Row over whether Pope called Gaza situation ‘genocide’

Published November 23, 2023
Pope Francis speaks with a Palestinian who currently has family living in Gaza.—AFP
Pope Francis speaks with a Palestinian who currently has family living in Gaza.—AFP

VATICAN CITY: A messy dispute broke out on Wednesday over whether Pope Francis used the word “genocide” to describe events in Gaza, with Palestinians who met with him insisting that he did and the Vatican saying he did not.

The opposing versions emerged at an afternoon press conference with 10 Palestinians who met the pope on Wednesday morning at his Vatican residence. That meeting followed a separate one with Israeli relatives of prisoners in Gaza.

“When we shared the stories of the families that have been killed (in Gaza) he mentioned ‘I see the genocide’,” said Shireen Awwad Hilal, who teaches at the Bethlehem Bible College. “It was very clear, the word genocide did not come from us. It came from His Holiness, Pope Francis,” she said.

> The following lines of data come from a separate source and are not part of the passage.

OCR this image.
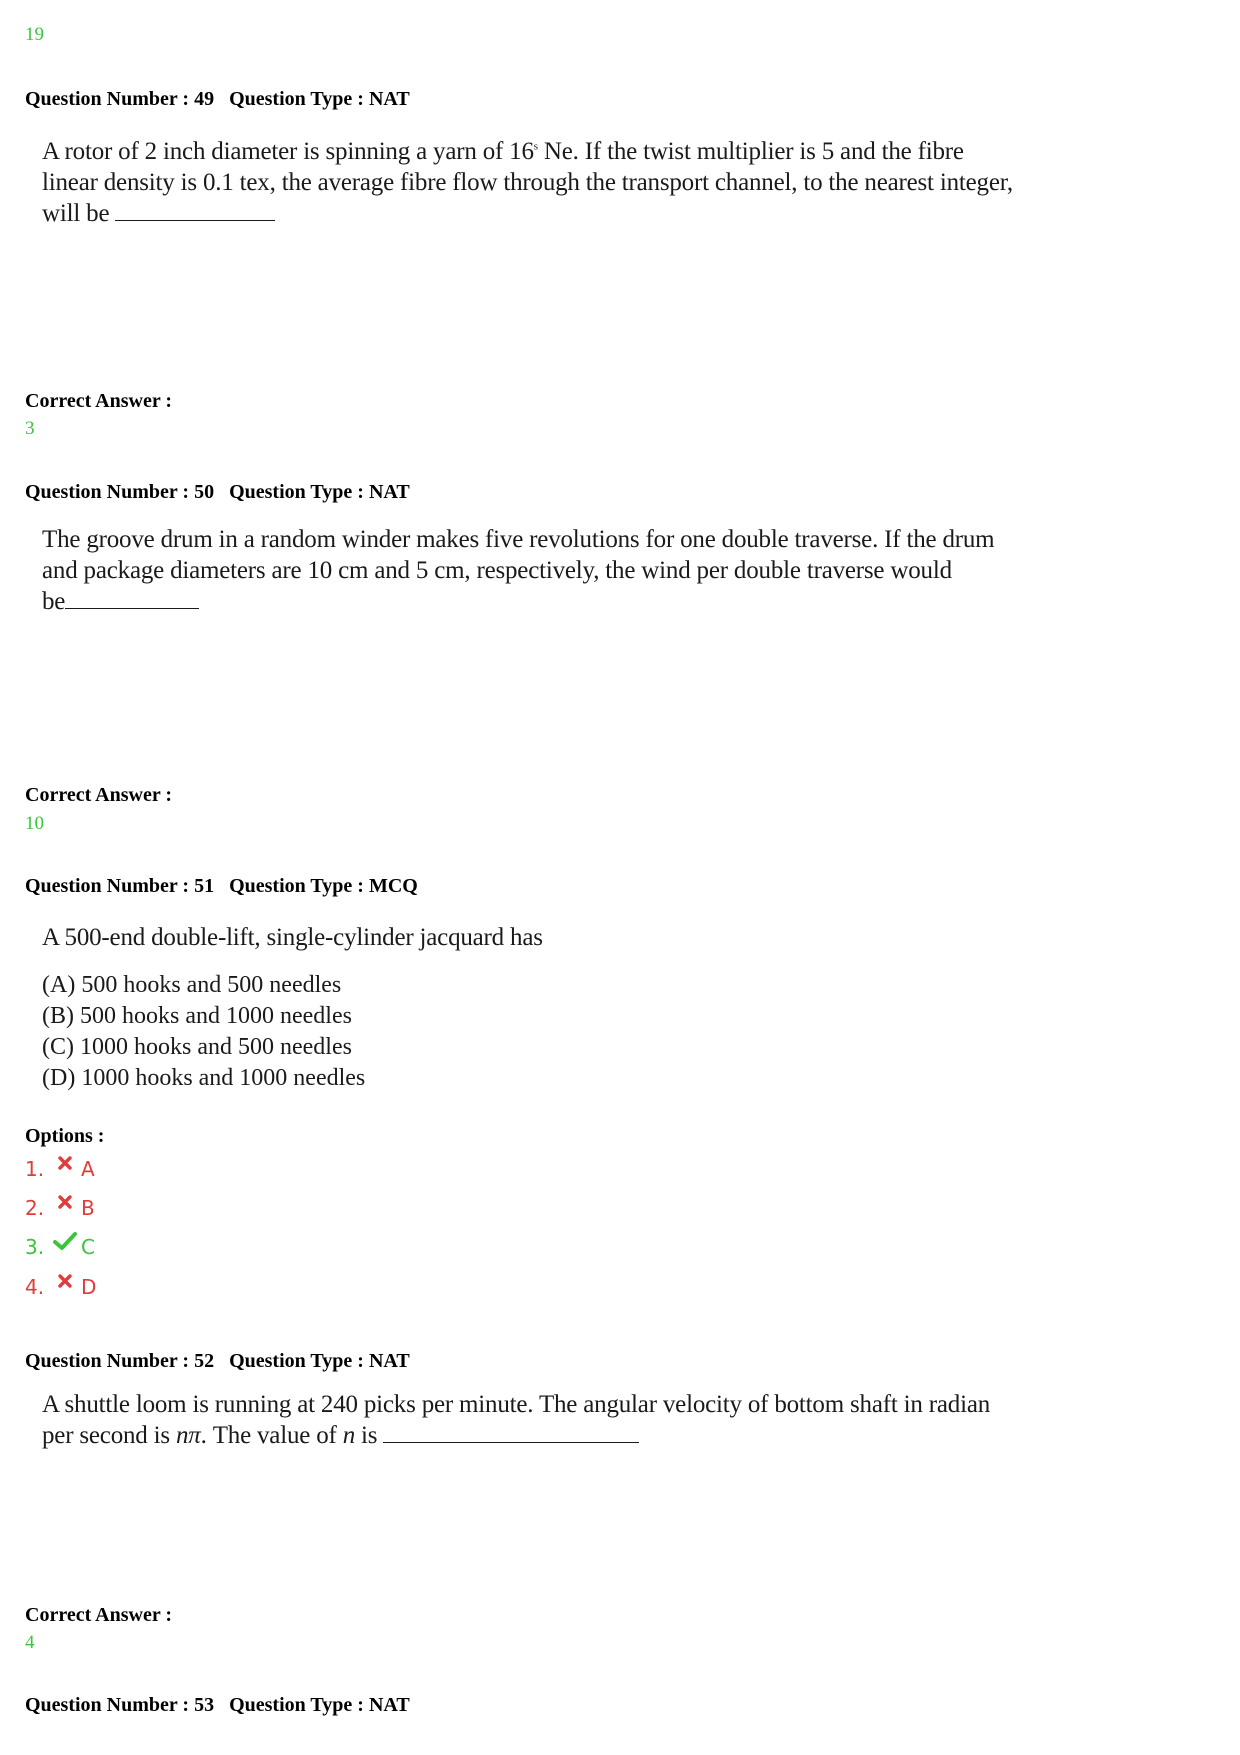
19
Question Number : 49 Question Type : NAT
A rotor of 2 inch diameter is spinning a yarn of 16$^s$ Ne. If the twist multiplier is 5 and the fibre
linear density is 0.1 tex, the average fibre flow through the transport channel, to the nearest integer,
will be
Correct Answer :
3
Question Number : 50 Question Type : NAT
The groove drum in a random winder makes five revolutions for one double traverse. If the drum
and package diameters are 10 cm and 5 cm, respectively, the wind per double traverse would
be
Correct Answer :
10
Question Number : 51 Question Type : MCQ
A 500-end double-lift, single-cylinder jacquard has
(A) 500 hooks and 500 needles
(B) 500 hooks and 1000 needles
(C) 1000 hooks and 500 needles
(D) 1000 hooks and 1000 needles
Options :
1.	A
2.	B
3.	C
4.	D
Question Number : 52 Question Type : NAT
A shuttle loom is running at 240 picks per minute. The angular velocity of bottom shaft in radian
per second is nπ. The value of n is
Correct Answer :
4
Question Number : 53 Question Type : NAT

But a statement sent by Vatican spokesman Matteo Bruni, in response to question texted by a reporter, said the opposite. “I am not aware that he (the pope) used such a word. He used terms that he expressed during the general audience and words that in any case represent the terrible situation that is being lived out in Gaza,” Bruni’s statement said.

Other participants at the Palestinian news conference concurred that they had heard the pope use the word genocide.

“We were all there. We heard it and no one has a hearing problem,” Hilal said when pressed by reporters.

The participants said the pope was very informed about the situation in Gaza and the lack of water, medicine and basic necessities.

“Terror should not justify terror”

The Palestinians at their news conference said the pope condemned Hamas’ action as ‘’terror’’, with more than one quoting the pope during the meeting as saying “terror should not justify terror”.

Earlier on Wednesday, in unscripted words at his general audience, Pope Francis said, “This is what wars do. But here we have gone beyond wars. This is not war. This is terrorism,” he said.

He asked for prayers so that both sides would “not go ahead with passions, which, in the end, kill everyone”.

Most said they were not aware of the pope’s comments because they happened after the meeting.

During the general audience, a group of Palestinians in the crowd held up pictures of bodies wrapped in white cloth and a placard saying “the Nakba continues”.

Nakba is the Arab word for catastrophe and refers to the displacement and dispossession of Palest­inians in the 1948 war.